The television network was underwritten in part by the Qatari government, so the army had placed guards at the home studios. If there was going to be any further trouble, it would not be here in Doha.
The problem, as Imad saw it, was that if he stopped at the east entrance and tried to deliver the tape, the army guards would first demand to see his identification. That was something he did not want to happen. He did not want his name listed on some roster of suspected terrorists when it was discovered he had delivered a tape for al-Quaida to the studio.

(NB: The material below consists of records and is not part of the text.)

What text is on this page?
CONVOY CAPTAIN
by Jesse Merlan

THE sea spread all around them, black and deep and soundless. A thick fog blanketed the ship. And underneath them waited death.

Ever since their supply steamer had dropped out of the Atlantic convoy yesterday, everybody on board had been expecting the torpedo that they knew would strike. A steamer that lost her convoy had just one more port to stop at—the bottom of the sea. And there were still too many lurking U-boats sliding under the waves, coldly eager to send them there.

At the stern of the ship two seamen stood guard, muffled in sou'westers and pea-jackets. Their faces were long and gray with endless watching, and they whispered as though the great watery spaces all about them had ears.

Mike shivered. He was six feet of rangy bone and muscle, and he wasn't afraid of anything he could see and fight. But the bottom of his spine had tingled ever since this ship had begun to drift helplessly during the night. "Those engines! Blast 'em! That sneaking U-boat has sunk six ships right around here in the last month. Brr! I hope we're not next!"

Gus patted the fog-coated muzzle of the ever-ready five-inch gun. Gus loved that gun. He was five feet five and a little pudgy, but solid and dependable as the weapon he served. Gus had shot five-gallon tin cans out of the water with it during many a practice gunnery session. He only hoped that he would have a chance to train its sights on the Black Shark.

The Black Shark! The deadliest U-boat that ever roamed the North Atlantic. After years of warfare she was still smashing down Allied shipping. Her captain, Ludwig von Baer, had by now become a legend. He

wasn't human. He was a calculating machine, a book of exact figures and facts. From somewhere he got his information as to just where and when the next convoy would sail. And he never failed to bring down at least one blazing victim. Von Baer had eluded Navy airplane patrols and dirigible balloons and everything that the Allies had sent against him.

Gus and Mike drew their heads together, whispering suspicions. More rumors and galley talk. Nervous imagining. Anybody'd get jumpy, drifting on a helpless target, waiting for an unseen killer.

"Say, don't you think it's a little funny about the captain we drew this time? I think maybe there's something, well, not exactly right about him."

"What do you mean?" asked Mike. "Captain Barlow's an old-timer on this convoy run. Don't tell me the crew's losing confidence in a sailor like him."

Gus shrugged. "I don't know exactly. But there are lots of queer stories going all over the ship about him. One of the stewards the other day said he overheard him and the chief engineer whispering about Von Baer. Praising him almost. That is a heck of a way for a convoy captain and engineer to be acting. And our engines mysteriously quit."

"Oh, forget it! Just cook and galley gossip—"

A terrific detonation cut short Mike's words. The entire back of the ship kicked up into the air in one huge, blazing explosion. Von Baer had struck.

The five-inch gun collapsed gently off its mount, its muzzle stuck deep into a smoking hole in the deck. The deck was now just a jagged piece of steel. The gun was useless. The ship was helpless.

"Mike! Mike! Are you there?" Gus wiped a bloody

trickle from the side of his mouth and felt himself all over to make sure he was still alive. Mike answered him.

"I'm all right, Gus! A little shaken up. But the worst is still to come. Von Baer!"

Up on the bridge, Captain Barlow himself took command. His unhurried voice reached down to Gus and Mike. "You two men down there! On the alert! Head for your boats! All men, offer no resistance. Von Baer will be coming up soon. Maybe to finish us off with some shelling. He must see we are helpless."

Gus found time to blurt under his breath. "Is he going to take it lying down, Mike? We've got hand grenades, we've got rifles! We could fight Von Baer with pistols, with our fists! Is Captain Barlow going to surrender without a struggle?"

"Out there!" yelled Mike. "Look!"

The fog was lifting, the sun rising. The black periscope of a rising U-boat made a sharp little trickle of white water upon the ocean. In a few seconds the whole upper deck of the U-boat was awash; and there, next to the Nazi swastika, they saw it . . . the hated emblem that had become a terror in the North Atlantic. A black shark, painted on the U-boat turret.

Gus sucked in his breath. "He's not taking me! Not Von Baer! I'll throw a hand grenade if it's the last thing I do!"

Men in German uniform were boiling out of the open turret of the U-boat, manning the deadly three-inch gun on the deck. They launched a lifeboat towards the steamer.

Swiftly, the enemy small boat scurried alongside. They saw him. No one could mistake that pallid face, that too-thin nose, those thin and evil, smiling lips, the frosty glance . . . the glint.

Yet he could not toss the tape in a trash can and go home. Al-Quaida would find him and kill him.
He turned around in the middle of the block and stopped. The Vespa idled softly in the balmy night air. How had he gotten himself into this situation? What had once seemed like a lark now seemed to be a terribly dangerous enterprise. He wanted to be done with it and get out of there.
The tape was like a brick of hot lead against his belly. Achmed said to hand it to a man who would be waiting at the east entrance. But there were soldiers there, behind the sandbags.
Imad suddenly gunned the Vespa and accelerated down the street. He had to slow down for the corner, but then he accelerated again.
A soldier stepped out from behind the Humvee and raised his hand.
Imad cranked the throttle full open, the Vespa’s engine buzzing like a million bees. At the last possible moment, he maneuvered around the soldier and yanked the videotape out of his jeans. As he passed the east entrance, he caught a fleeting glimpse of a shadowy figure in the doorway six or seven meters away.